Essa técnica é usada para se obter consenso a respeito de um tema sob
investigação. Em geral, os critérios são apresentados aos participantes por
meio de inquérito postal. As respostas aos itens são analisadas e um novo
questionário é elaborado, acrescentando-se ou retirando-se itens. Os inquéritos
são repetidos até a obtenção de consenso entre os participantes (Graham et
al., 2003). Por meio desta técnica, estes profissionais definiram, de
maneira consensual, uma lista de 19 medicamentos inadequados e 11 medicamentos
cuja dose, freqüência de uso ou duração do tratamento eram inadequadas (Beers et
al., 1991). Esse critério contempla dois aspectos do uso inadequado de
medicamentos por idosos: 1) medicamentos ou classes de medicamentos que devem
ser evitados exceto sob raras circunstâncias e 2) medicamentos cujas doses,
freqüências de uso ou duração do tratamento não devem ser excedidas (Beers et
al., 1991). A lista inclui sedativos e hipnóticos, analgésicos,
antipsicóticos, antidepressivos, anti-hipertensivos, antiinflamatórios
não-esteróides e hipoglicemiantes orais.
Os
critérios utilizados nesta época possuíam a vantagem de simplificação de uso,
uma vez que para sua aplicação são necessárias somente as informações sobre uso
de medicamentos disponíveis nas bases de dados. Tendo em vista que estes
critérios foram primariamente direcionados para idosos institucionalizados, que
em geral apresentam piores condições de saúde do que aqueles residentes na
comunidade, os autores ressaltaram a necessidade de modificação da lista nos
casos em que esta fosse utilizada para estudos envolvendo estes últimos. Além
disso, salientaram a importância de atualização da lista, diante das constantes
alterações no mercado farmacêutico e da ampliação do conhecimento sobre os
fármacos em uso.
Salientaram , ainda, a necessidade de expansão dos critérios a
fim de que incluíssem variáveis não farmacológicas, tais como diagnósticos,
gravidade das doenças, entre outros.
Assim,
em 1997, Beers atualizou os critérios publicados em 1991 para incluir novos
fármacos e incorporar novas evidências da terapia farmacológica. Além disso, o
critério foi ampliado para aplicação em idosos não institucionalizados e
incluiu itens adicionais sobre o uso de determinados medicamentos em pacientes
com condições patológicas específicas. Esta estratégia resultou numa lista
constituída por 28 medicamentos ou classes de medicamentos inadequados e 35
medicamentos ou classes de medicamentos considerados inadequados em 15
condições patológicas específicas (Beers, 1997).
A
terceira e mais recente revisão dos critérios de Beers ocorreu no ano de 2002
(Fick et al., 2003). Algumas diferenças no processo dessa atualização
são bastante interessantes como, por exemplo, o fato de que, para a seleção dos
fármacos que iriam compor o questionário a ser respondido pelos especialistas,
foi utilizada a revisão sistemática. Após esta revisão, foi conduzido um
inquérito dividido em cinco etapas. Finalmente, foram identificados, por
consenso, 48 medicamentos ou classes de medicamentos inadequados e uma lista de
medicamentos inadequados em indivíduos com 20 condições patológicas específicas
(Fick et al., 2003).
Um
outro método baseado em consenso foi desenvolvido por McLeod et al.

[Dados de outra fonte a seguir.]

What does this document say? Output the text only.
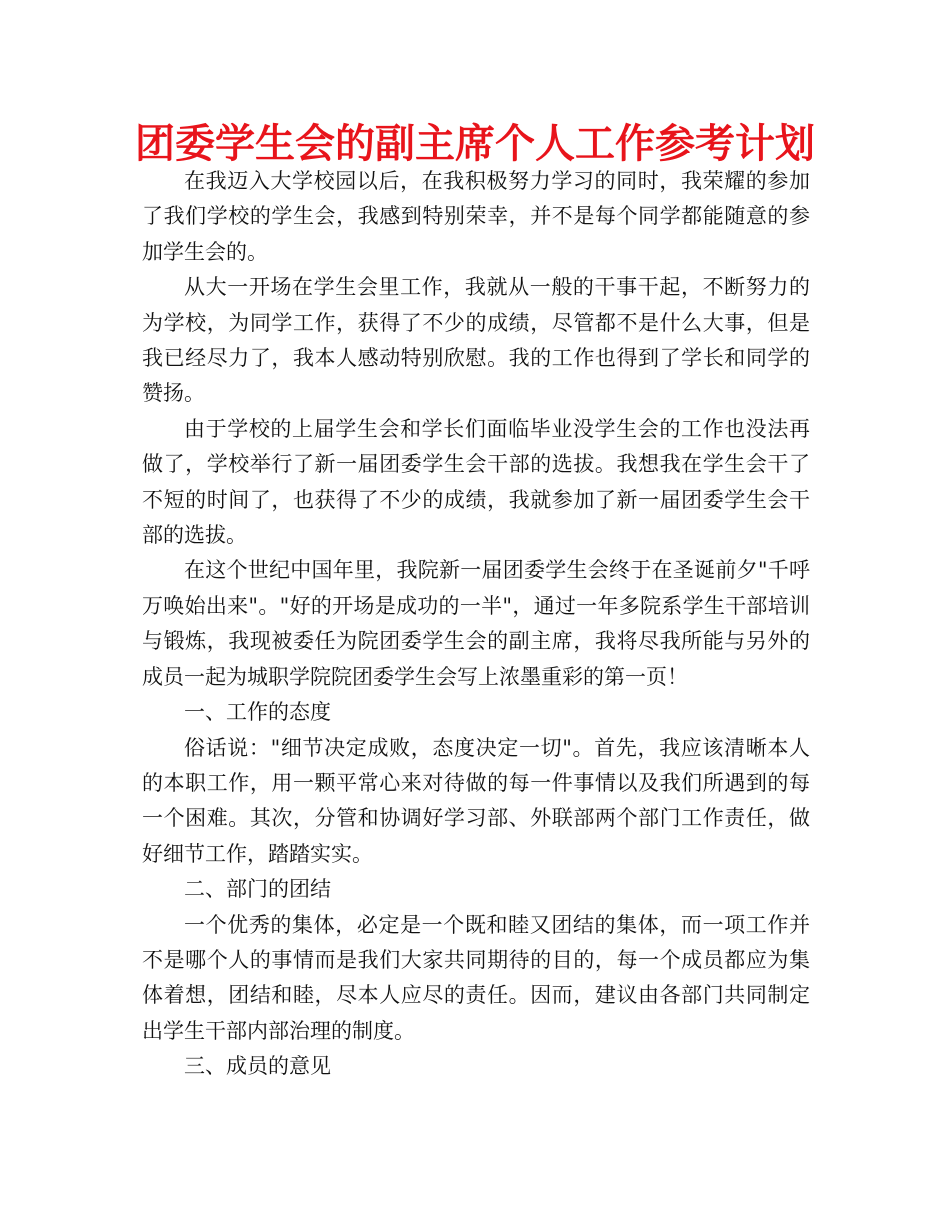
团委学生会的副主席个人工作参考计划

在我迈入大学校园以后，在我积极努力学习的同时，我荣耀的参加了我们学校的学生会，我感到特别荣幸，并不是每个同学都能随意的参加学生会的。

从大一开场在学生会里工作，我就从一般的干事干起，不断努力的为学校，为同学工作，获得了不少的成绩，尽管都不是什么大事，但是我已经尽力了，我本人感动特别欣慰。我的工作也得到了学长和同学的赞扬。

由于学校的上届学生会和学长们面临毕业没学生会的工作也没法再做了，学校举行了新一届团委学生会干部的选拔。我想我在学生会干了不短的时间了，也获得了不少的成绩，我就参加了新一届团委学生会干部的选拔。

在这个世纪中国年里，我院新一届团委学生会终于在圣诞前夕"千呼万唤始出来"。"好的开场是成功的一半"，通过一年多院系学生干部培训与锻炼，我现被委任为院团委学生会的副主席，我将尽我所能与另外的成员一起为城职学院院团委学生会写上浓墨重彩的第一页！

一、工作的态度

俗话说："细节决定成败，态度决定一切"。首先，我应该清晰本人的本职工作，用一颗平常心来对待做的每一件事情以及我们所遇到的每一个困难。其次，分管和协调好学习部、外联部两个部门工作责任，做好细节工作，踏踏实实。

二、部门的团结

一个优秀的集体，必定是一个既和睦又团结的集体，而一项工作并不是哪个人的事情而是我们大家共同期待的目的，每一个成员都应为集体着想，团结和睦，尽本人应尽的责任。因而，建议由各部门共同制定出学生干部内部治理的制度。

三、成员的意见
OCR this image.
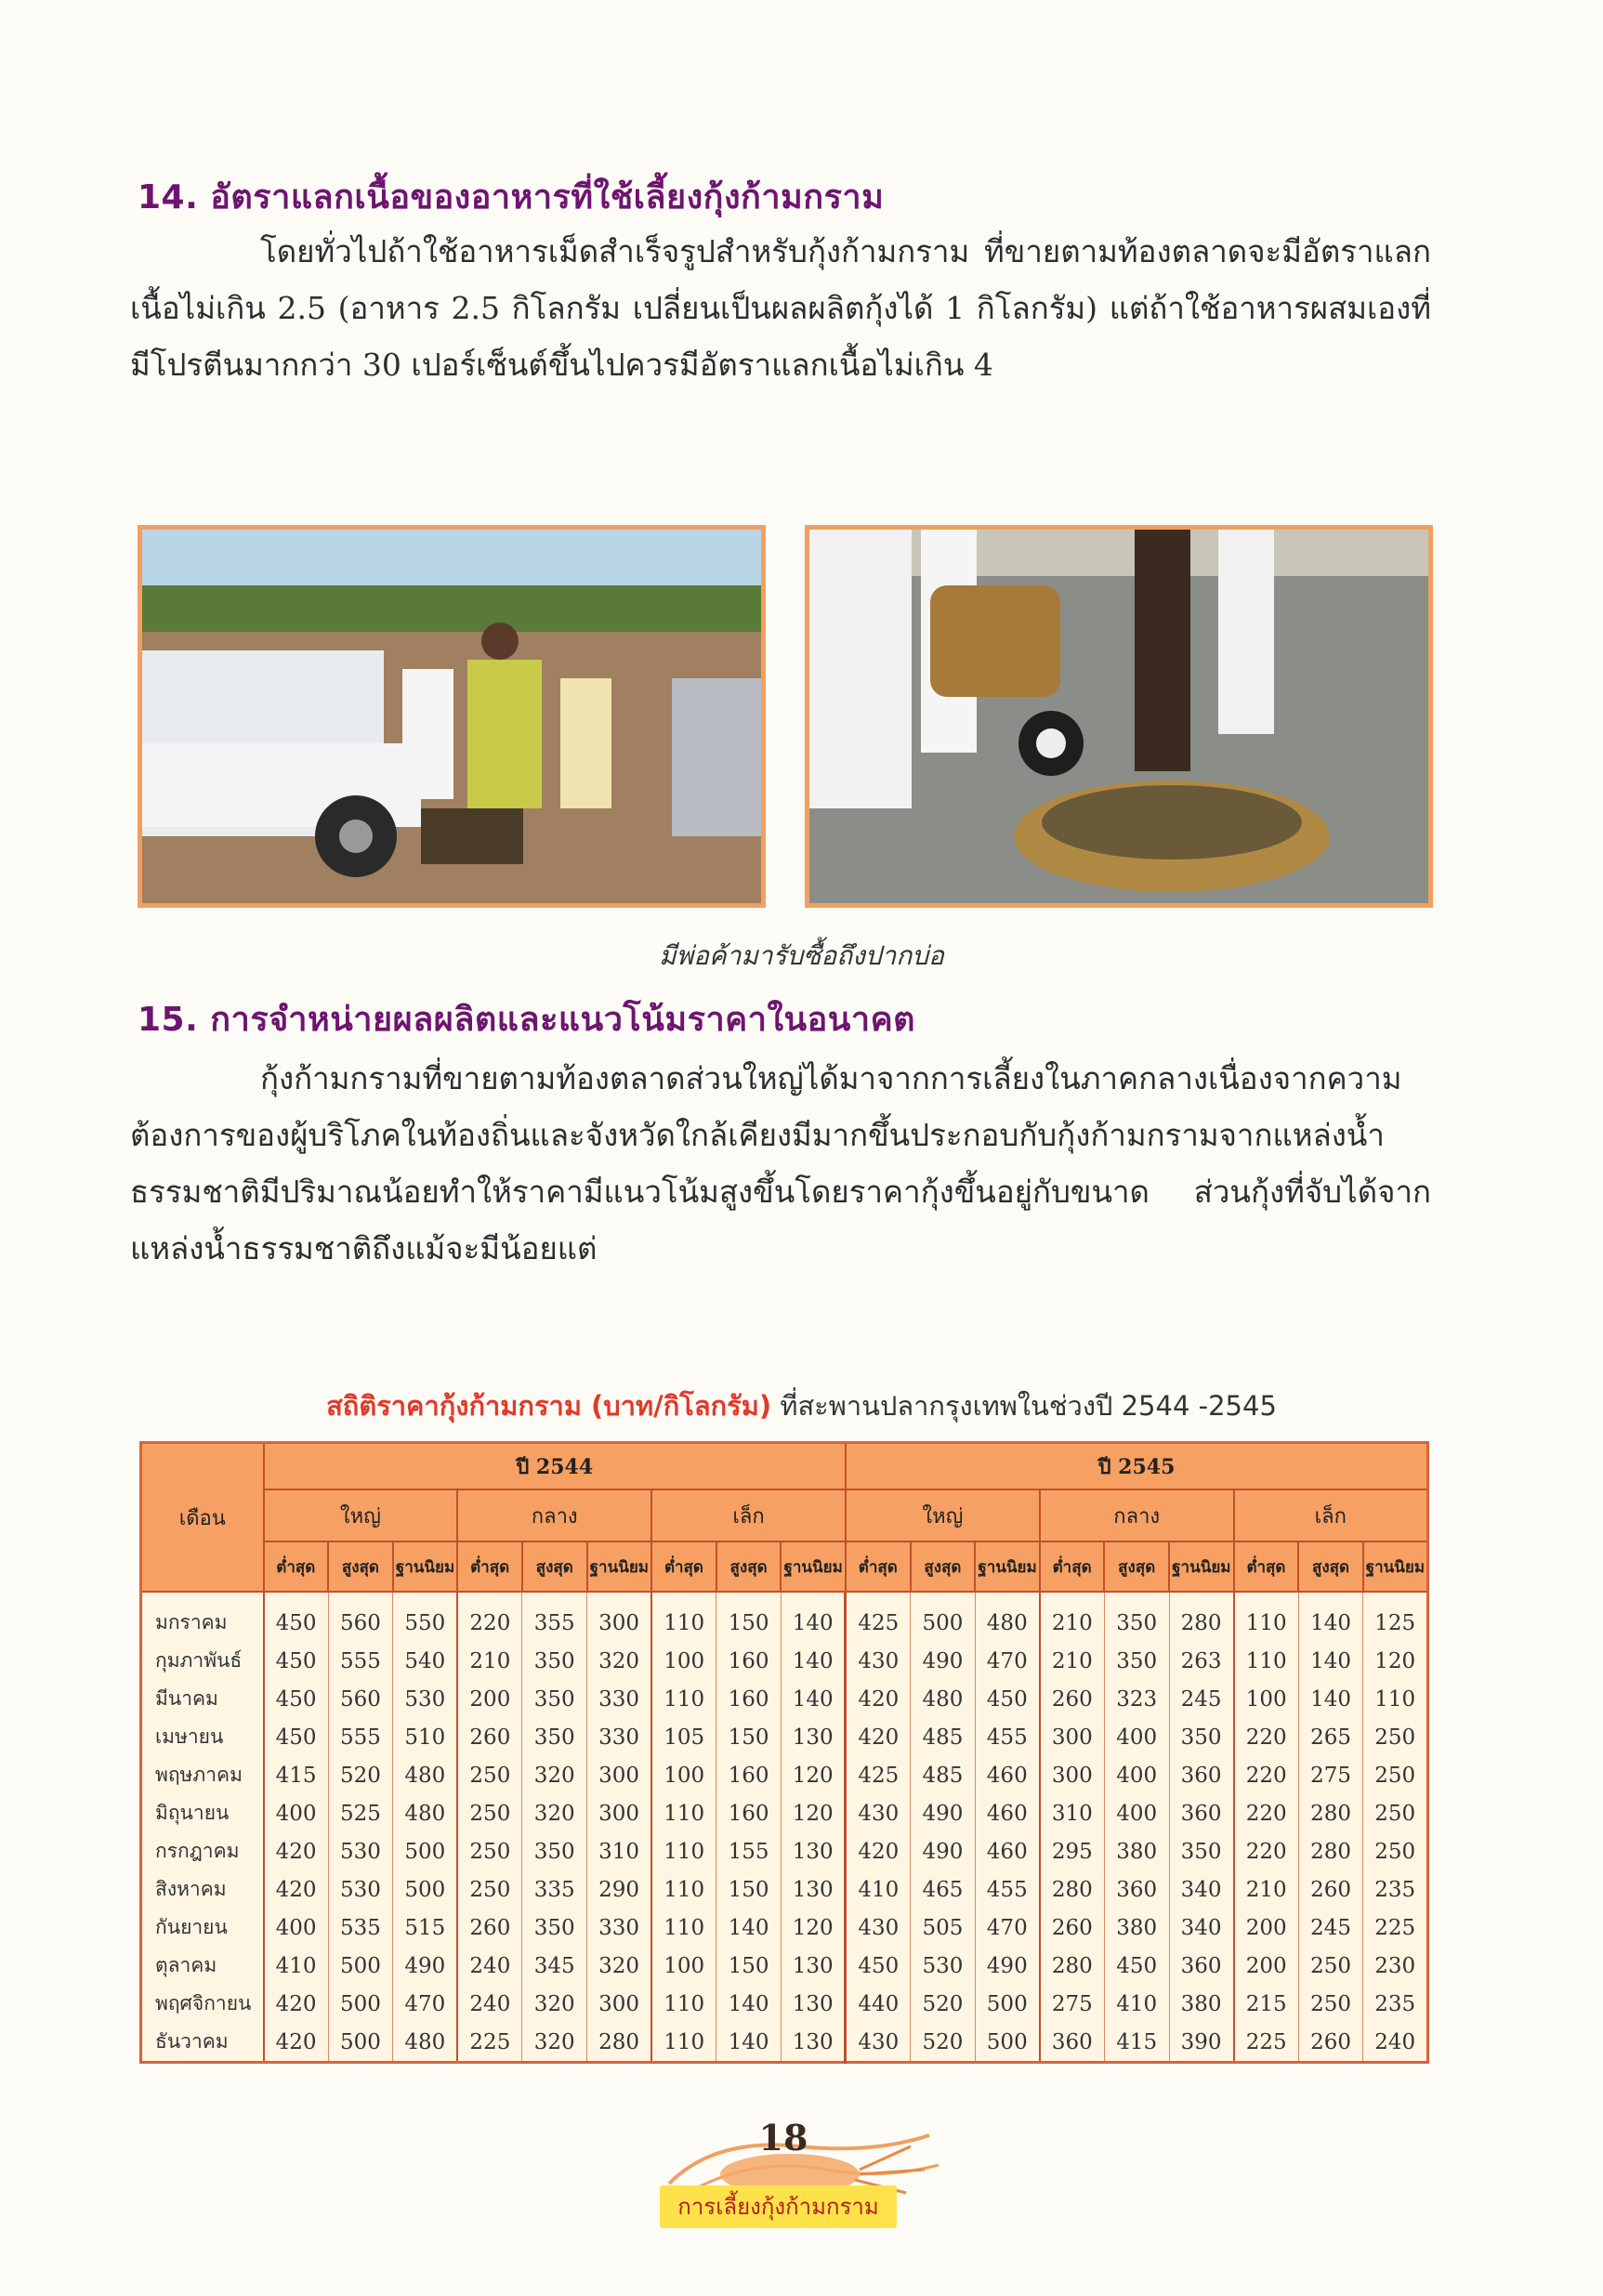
14. อัตราแลกเนื้อของอาหารที่ใช้เลี้ยงกุ้งก้ามกราม

โดยทั่วไปถ้าใช้อาหารเม็ดสำเร็จรูปสำหรับกุ้งก้ามกราม ที่ขายตามท้องตลาดจะมีอัตราแลกเนื้อไม่เกิน 2.5 (อาหาร 2.5 กิโลกรัม เปลี่ยนเป็นผลผลิตกุ้งได้ 1 กิโลกรัม) แต่ถ้าใช้อาหารผสมเองที่มีโปรตีนมากกว่า 30 เปอร์เซ็นต์ขึ้นไปควรมีอัตราแลกเนื้อไม่เกิน 4

มีพ่อค้ามารับซื้อถึงปากบ่อ
15. การจำหน่ายผลผลิตและแนวโน้มราคาในอนาคต

กุ้งก้ามกรามที่ขายตามท้องตลาดส่วนใหญ่ได้มาจากการเลี้ยงในภาคกลางเนื่องจากความต้องการของผู้บริโภคในท้องถิ่นและจังหวัดใกล้เคียงมีมากขึ้นประกอบกับกุ้งก้ามกรามจากแหล่งน้ำธรรมชาติมีปริมาณน้อยทำให้ราคามีแนวโน้มสูงขึ้นโดยราคากุ้งขึ้นอยู่กับขนาด ส่วนกุ้งที่จับได้จากแหล่งน้ำธรรมชาติถึงแม้จะมีน้อยแต่

สถิติราคากุ้งก้ามกราม (บาท/กิโลกรัม) ที่สะพานปลากรุงเทพในช่วงปี 2544 -2545
เดือน	ปี 2544									ปี 2545								
	ใหญ่			กลาง			เล็ก			ใหญ่			กลาง			เล็ก		
	ต่ำสุด	สูงสุด	ฐานนิยม	ต่ำสุด	สูงสุด	ฐานนิยม	ต่ำสุด	สูงสุด	ฐานนิยม	ต่ำสุด	สูงสุด	ฐานนิยม	ต่ำสุด	สูงสุด	ฐานนิยม	ต่ำสุด	สูงสุด	ฐานนิยม
มกราคม	450	560	550	220	355	300	110	150	140	425	500	480	210	350	280	110	140	125
กุมภาพันธ์	450	555	540	210	350	320	100	160	140	430	490	470	210	350	263	110	140	120
มีนาคม	450	560	530	200	350	330	110	160	140	420	480	450	260	323	245	100	140	110
เมษายน	450	555	510	260	350	330	105	150	130	420	485	455	300	400	350	220	265	250
พฤษภาคม	415	520	480	250	320	300	100	160	120	425	485	460	300	400	360	220	275	250
มิถุนายน	400	525	480	250	320	300	110	160	120	430	490	460	310	400	360	220	280	250
กรกฎาคม	420	530	500	250	350	310	110	155	130	420	490	460	295	380	350	220	280	250
สิงหาคม	420	530	500	250	335	290	110	150	130	410	465	455	280	360	340	210	260	235
กันยายน	400	535	515	260	350	330	110	140	120	430	505	470	260	380	340	200	245	225
ตุลาคม	410	500	490	240	345	320	100	150	130	450	530	490	280	450	360	200	250	230
พฤศจิกายน	420	500	470	240	320	300	110	140	130	440	520	500	275	410	380	215	250	235
ธันวาคม	420	500	480	225	320	280	110	140	130	430	520	500	360	415	390	225	260	240
18
การเลี้ยงกุ้งก้ามกราม
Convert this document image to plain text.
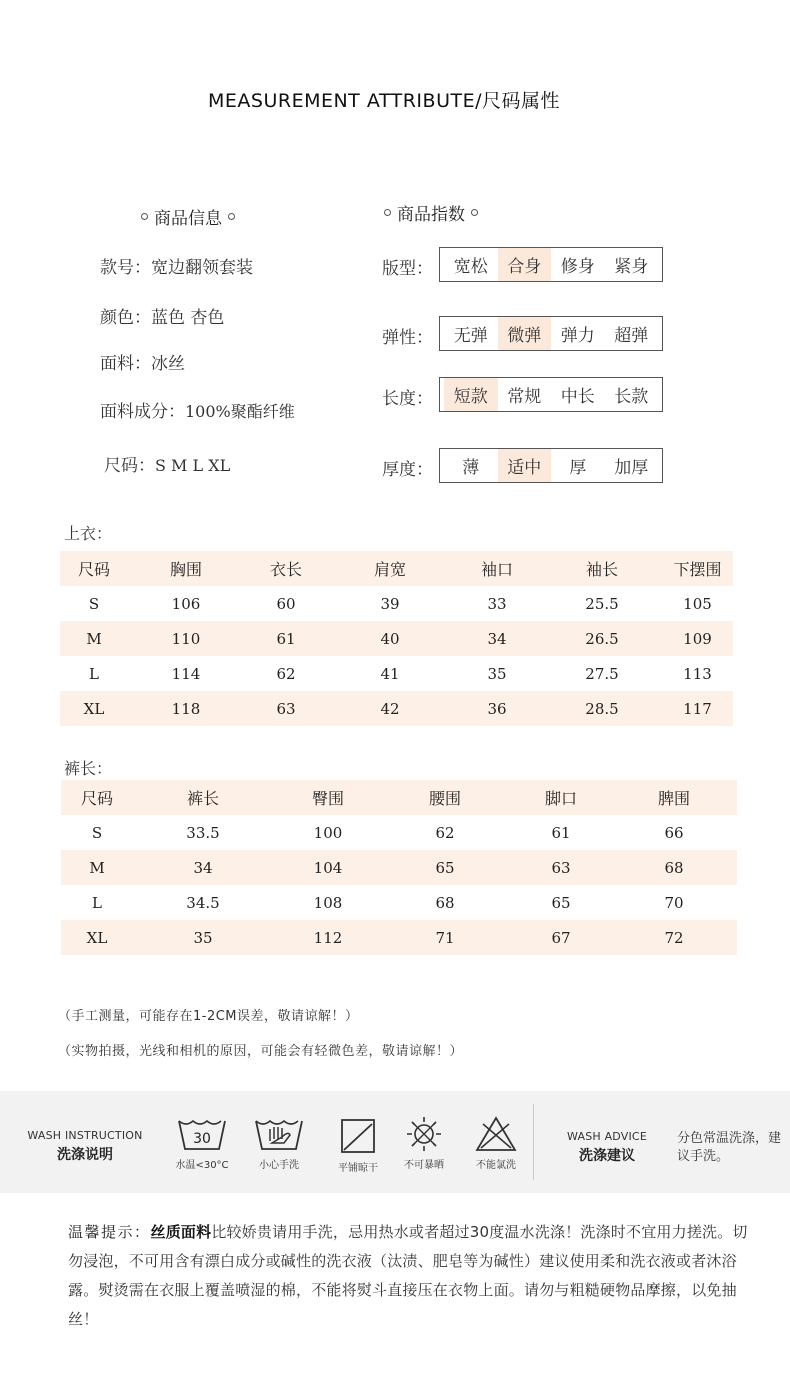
MEASUREMENT ATTRIBUTE/尺码属性
商品信息
款号：宽边翻领套装
颜色：蓝色 杏色
面料：冰丝
面料成分：100%聚酯纤维
尺码：S M L XL
商品指数
版型：	宽松	合身	修身	紧身
弹性：	无弹	微弹	弹力	超弹
长度：	短款	常规	中长	长款
厚度：	薄	适中	厚	加厚
上衣：
尺码	胸围	衣长	肩宽	袖口	袖长	下摆围
S	106	60	39	33	25.5	105
M	110	61	40	34	26.5	109
L	114	62	41	35	27.5	113
XL	118	63	42	36	28.5	117
裤长：
尺码	裤长	臀围	腰围	脚口	脾围
S	33.5	100	62	61	66
M	34	104	65	63	68
L	34.5	108	68	65	70
XL	35	112	71	67	72
（手工测量，可能存在1-2CM误差，敬请谅解！）
（实物拍摄，光线和相机的原因，可能会有轻微色差，敬请谅解！）
WASH INSTRUCTION
洗涤说明
30
水温<30°C	小心手洗	平铺晾干	不可暴晒	不能氯洗
WASH ADVICE
洗涤建议
分色常温洗涤，建议手洗。
温馨提示：丝质面料比较娇贵请用手洗，忌用热水或者超过30度温水洗涤！洗涤时不宜用力搓洗。切勿浸泡，不可用含有漂白成分或碱性的洗衣液（汰渍、肥皂等为碱性）建议使用柔和洗衣液或者沐浴露。熨烫需在衣服上覆盖喷湿的棉，不能将熨斗直接压在衣物上面。请勿与粗糙硬物品摩擦，以免抽丝！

(1997) no Canadá. Por meio de um painel composto por 32 especialistas, foram
identificadas 38 práticas inadequadas de prescrição para idosos. Diferentemente
do critério de Beers et al., estes autores categorizaram as práticas em
três tipos: 1) prescrição de fármacos geralmente contra-indicados para idosos
em função do balanço risco-benefício ser inaceitável; 2) prescrição de fármacos
que podem interagir com outros fármacos; 3) prescrição de fármacos que podem
interagir com alguma doença. Vale a pena ressaltar que a definição da primeira
categoria baseou-se na lista desenvolvida por Beers et al. (1991). Os
fármacos inadequados foram agrupados em quatro categorias: cardiovasculares,
psicotrópicos, antiinflamatórios não-esteróides e outros analgésicos e fármacos
diversos. No entanto, as vantagens e desvantagens desse critério são
semelhantes àquelas do critério de Beers.
O
terceiro método que utilizou critérios explícitos é o DUR (Drug Utilization
Review), desenvolvido por Knapp em 1989, nos Estados Unidos, e que pode ser
usado para avaliar a qualidade e o custo do uso de medicamentos (Knapp, 1991).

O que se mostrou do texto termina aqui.